Connecting Okta with XQ enables you to quickly add users, assign licenses, require Okta based authentication, and synchronize groups for use in policies.
Table of Contents
Setting Up the Okta Integration in XQ
Groups in Okta are used to: add users to an XQ team, to assign product licenses, and to configure policies within XQ. If you haven’t done so already, go now.
To set up this integration, admins are required to follow the steps below:
- Login to the XQ management portal and navigate to Integrations section in the sidebar.
- Ensure User Management is selected, then click the Configure button.
- Click on the Directory dropdown followed by selecting Okta.
- Click on the Copy to clipboard button as you will need the JWK keypair when setting up the Okta Application Integration in step 11 below.
- Leave this tab open as you will need to input the Client ID and Okta Instance ID once the Application Integration is set up.
Setting up an Application Integration in Okta
- Navigate to your Okta instance domain followed by authenticating using your Administrator credentials.
- On the left hand sidebar, click Applications followed by clicking on Application again in the popout menu.

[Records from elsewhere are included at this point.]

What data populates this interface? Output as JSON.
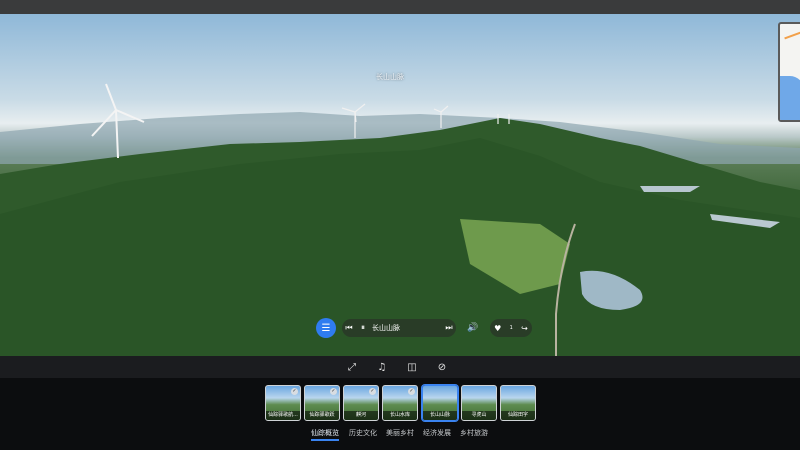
{
  "scene": {
    "title": "长山山脉"
  },
  "player": {
    "menu_icon": "menu-icon",
    "track_name": "长山山脉",
    "like_count": "1"
  },
  "toolbar": {
    "icons": [
      "expand-icon",
      "music-icon",
      "vr-icon",
      "gyroscope-icon"
    ]
  },
  "thumbnails": [
    {
      "label": "仙踪驿歌航...",
      "checked": true,
      "active": false
    },
    {
      "label": "仙踪驿歌跃",
      "checked": true,
      "active": false
    },
    {
      "label": "麒河",
      "checked": true,
      "active": false
    },
    {
      "label": "长山水库",
      "checked": true,
      "active": false
    },
    {
      "label": "长山山脉",
      "checked": false,
      "active": true
    },
    {
      "label": "寻虎山",
      "checked": false,
      "active": false
    },
    {
      "label": "仙踪田字",
      "checked": false,
      "active": false
    }
  ],
  "tabs": [
    {
      "label": "仙踪概览",
      "active": true
    },
    {
      "label": "历史文化",
      "active": false
    },
    {
      "label": "美丽乡村",
      "active": false
    },
    {
      "label": "经济发展",
      "active": false
    },
    {
      "label": "乡村旅游",
      "active": false
    }
  ],
  "colors": {
    "accent": "#2f7cf0"
  }
}
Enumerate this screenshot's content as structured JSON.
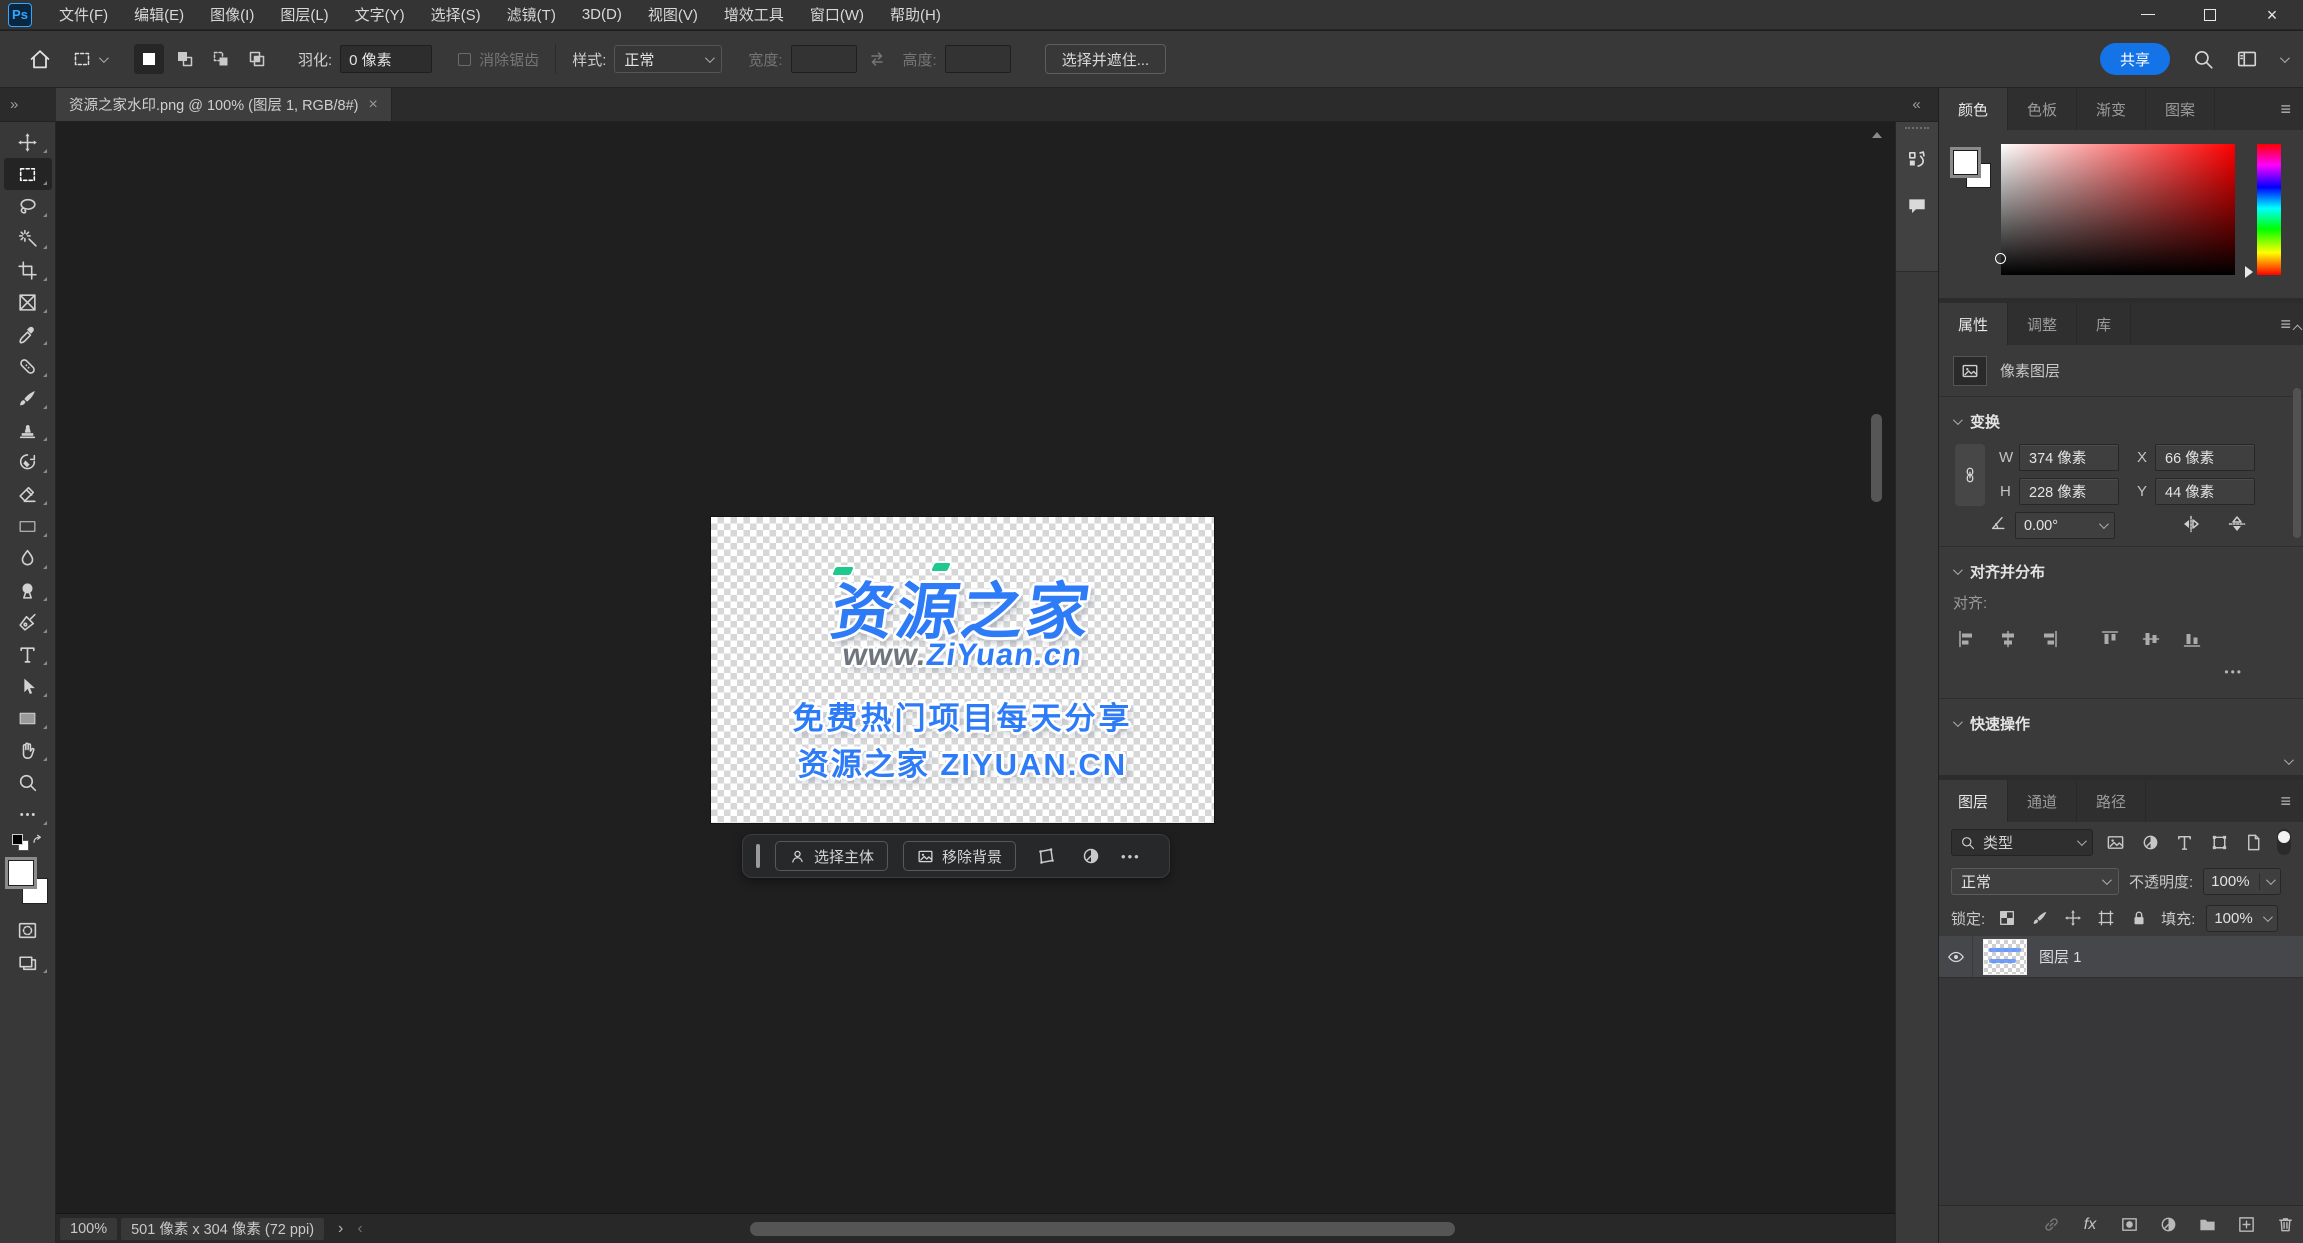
{
  "app": {
    "logo": "Ps"
  },
  "titlebar": {
    "menus": [
      "文件(F)",
      "编辑(E)",
      "图像(I)",
      "图层(L)",
      "文字(Y)",
      "选择(S)",
      "滤镜(T)",
      "3D(D)",
      "视图(V)",
      "增效工具",
      "窗口(W)",
      "帮助(H)"
    ]
  },
  "options_bar": {
    "feather_label": "羽化:",
    "feather_value": "0 像素",
    "antialias_label": "消除锯齿",
    "style_label": "样式:",
    "style_value": "正常",
    "width_label": "宽度:",
    "width_value": "",
    "height_label": "高度:",
    "height_value": "",
    "select_and_mask": "选择并遮住...",
    "share": "共享"
  },
  "document_tab": {
    "title": "资源之家水印.png @ 100% (图层 1, RGB/8#)",
    "close": "×"
  },
  "watermark": {
    "line1": "资源之家",
    "line2_gray": "www.",
    "line2_blue": "ZiYuan.cn",
    "line3": "免费热门项目每天分享",
    "line4": "资源之家 ZIYUAN.CN",
    "blue": "#2e7bf7",
    "green": "#1dc98c",
    "gray": "#6f757d"
  },
  "context_bar": {
    "select_subject": "选择主体",
    "remove_background": "移除背景",
    "more": "•••"
  },
  "color_panel": {
    "tabs": [
      "颜色",
      "色板",
      "渐变",
      "图案"
    ],
    "menu": "≡"
  },
  "properties_panel": {
    "tabs": [
      "属性",
      "调整",
      "库"
    ],
    "menu": "≡",
    "layer_kind": "像素图层",
    "transform": {
      "title": "变换",
      "w_label": "W",
      "w_value": "374 像素",
      "x_label": "X",
      "x_value": "66 像素",
      "h_label": "H",
      "h_value": "228 像素",
      "y_label": "Y",
      "y_value": "44 像素",
      "angle_value": "0.00°"
    },
    "align": {
      "title": "对齐并分布",
      "align_label": "对齐:",
      "more": "•••"
    },
    "quick_actions": {
      "title": "快速操作"
    }
  },
  "layers_panel": {
    "tabs": [
      "图层",
      "通道",
      "路径"
    ],
    "menu": "≡",
    "filter_type": "类型",
    "blend_mode": "正常",
    "opacity_label": "不透明度:",
    "opacity_value": "100%",
    "lock_label": "锁定:",
    "fill_label": "填充:",
    "fill_value": "100%",
    "layer_name": "图层 1",
    "fx_label": "fx"
  },
  "status_bar": {
    "zoom": "100%",
    "doc_info": "501 像素 x 304 像素 (72 ppi)",
    "expand": "›",
    "collapse": "‹"
  },
  "icons_text": {
    "collapse_right": "»",
    "collapse_left": "«"
  },
  "colors": {
    "accent": "#1473e6",
    "panel": "#3a3a3a",
    "canvas": "#1f1f1f"
  }
}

- Click on the Create App Integration button followed by clicking on API Services in the “Create New app integration” modal and lastly click Next.
- In the Create SAML Integration menu provide an App Integration name, followed by clicking on Save.
- The App Integration Name is simply to help with identification within Okta.
- Click on Edit in the top-right hand corner of Client Credentials followed by clicking on the Public key / Private key option and then clicking on Add Key button.
- Paste the JWK Key Pair in the input area (the content you copied in step 4 above) followed by clicking on Done.
- When you add the key, the ‘Created Time’ may read as ‘Invalid DateTime’. This will be resolved when saving.
- When you add the key, the ‘Created Time’ may read as ‘Invalid DateTime’. This will be resolved when saving.
- Click on the Save button at the bottom of the Client Credentials section.
- You will get the following modal confirming the switch to Public Key/ Private Key – this is expected behavior. Click the Save button to finish.
- You will get the following modal confirming the switch to Public Key/ Private Key – this is expected behavior. Click the Save button to finish.
- Scroll down to the General Settings section to ensure that Require Demonstration Proof of Possession (DPoP) is selected if not click on Edit followed by selecting the Require Demonstration Proof of Possession (DPoP) checkbox.
- Navigate back to the top of the page followed by selecting the Okta API Scopes option.
- Navigate down to the okta.groups.read option and click on the Grant hyperlink on the right hand side.
- Click on Admin roles at the top of the page followed by clicking on the Edit Assignments button.
- Click on the Role dropdown followed by clicking on Group Administrator and then click on the Edit link at the right-hand side.
- Search for a group you would like to add to this Application Integration followed by clicking on Add then Confirm once all your groups are selected.
- These Okta Groups are primarily used for creating users and assigning licenses to XQ products. They can also be added in order to restrict XQ policies (e.g. if only some users are able to access files outside the office, you could create an ‘allow’ policy that applied to just the users in the groups.
- These Okta Groups are primarily used for creating users and assigning licenses to XQ products. They can also be added in order to restrict XQ policies (e.g. if only some users are able to access files outside the office, you could create an ‘allow’ policy that applied to just the users in the groups.
- Finally, Save your changes.
Adding the Client ID and Okta Instance in your XQ Management Portal
- Navigate back to Applications>Applications> General on the left hand sidebar and copy the Client ID and paste this value back into your XQ Management Configure Remote Directory modal.
- Lastly, In the Okta portal also click on your profile in the top-right hand corner, hover over your Okta Instance id and click on copy to clipboard and paste this value in your XQ Management Configure Remote Directory modal in the Okta Instance input.
- Since you’ve already copied the JWK into your Okta App configuration, you can check the box and click Submit.
- Click on the Synchronize Now button followed by selecting which groups will have access to XQ as well as which groups you would like to provide licenses to.
- Additionally if you want to sync Policy Groups at the bottom of the page, in order to enable finer grained support for DA and DLP Policies, select the relevant groups and click Update.